Cette semaine, j’interviens à nouveau dans le débat sur le projet de loi "Droit d’Auteur" qui se poursuit depuis mardi à l’Assemblée nationale. Si les amendements négociés avec le ministère de la Culture et que je propose aujourd’hui sont votés (notamment les n°315, 316, 317, 319, disponibles ici), la France deviendra le premier pays d’Europe à garantir par la loi l’interopérabilité, c’est-à-dire la liberté pour tout utilisateur d’utiliser le logiciel de son choix pour la lecture d’une œuvre protégée – musique ou film. C'est aussi l'assurance d'une sécurité juridique totale pour la communauté des développeurs et des utilisateurs de logiciels libres.

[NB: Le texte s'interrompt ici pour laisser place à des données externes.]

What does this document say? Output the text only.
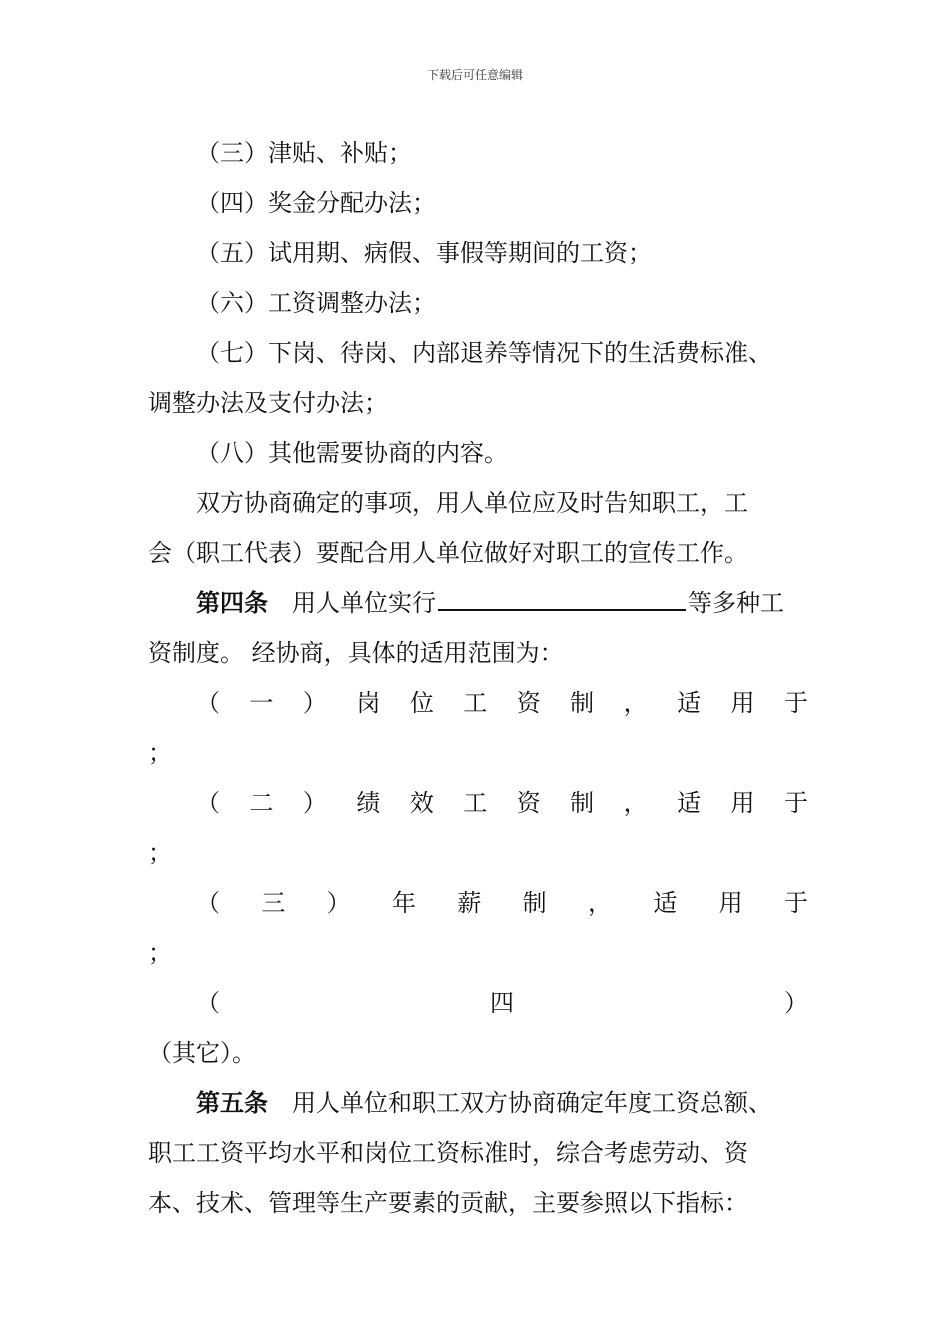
下载后可任意编辑

（三）津贴、补贴；

（四）奖金分配办法；

（五）试用期、病假、事假等期间的工资；

（六）工资调整办法；

（七）下岗、待岗、内部退养等情况下的生活费标准、

调整办法及支付办法；

（八）其他需要协商的内容。

双方协商确定的事项，用人单位应及时告知职工，工

会（职工代表）要配合用人单位做好对职工的宣传工作。

第四条 用人单位实行	等多种工

资制度。 经协商，具体的适用范围为：

（一）岗位工资制，适用于

；

（二）绩效工资制，适用于

；

（三）年薪制，适用于

；

（	四	）

（其它）。

第五条 用人单位和职工双方协商确定年度工资总额、

职工工资平均水平和岗位工资标准时，综合考虑劳动、资

本、技术、管理等生产要素的贡献，主要参照以下指标：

Les amendements que je propose visent également à permettre aux chercheurs de mener et de partager sans limite avec la communauté scientifique leurs travaux sur les mesures techniques de protection des oeuvres. Ils introduisent également dans la loi la possibilité pour les professionnels de la sécurité informatique de tester les mesures techniques de protection, et éventuellement de communiquer sur leurs éventuelles incidences sur la sécurité pour les utilisateurs et leurs systèmes d’information.

Par ailleurs, la sécurité des systèmes d’information et des données personnelles est désormais garantie, grâce à l’amendement n°273 présenté par mon collègue Bernard Carayon, qui a été adopté mardi. Il prévoit notamment que la CNIL et la Direction Centrale de la Sécurité des Systèmes d’Information donnent une autorisation préalable à la mise sur le marché d’une mesure permettant le contrôle à distance de certaines fonctionnalités d'un système ou l’accès à des données privées.

Outre le fait qu’elles garantissent la sécurité juridique du logiciel libre, ces nombreuses avancées en faveur de la liberté de la concurrence et de la sécurité informatique sont essentielles au développement d’une offre légale diversifiée et saine, pour les consommateurs comme pour les auteurs et les industries culturelles.

DADVSI : la poursuite des discussions...

, 09:34

Richard CAZENAVE a participé mardi 7 février dernier à une réunion en tête à tête avec Renaud DONNEDIEU DE VABRES, Ministre de la Culture et de la Communication, pour mettre au point le texte et les amendements concernant le logiciel libre, le travail coopératif et toutes les libertés nécessaires au développement de l'innovation sur internet.

Les propositions du Député sont partagées par un certain nombre de Députés UMP qui avaient déposé des amendements en décembre, et par le Président du groupe, Bernard ACCOYER.

Les discussions entre le Député et le Ministre devraient donc aboutir à un accord sur ces différents points.

Rendez-vous les 7 et 8 mars prochains pour la suite des débats.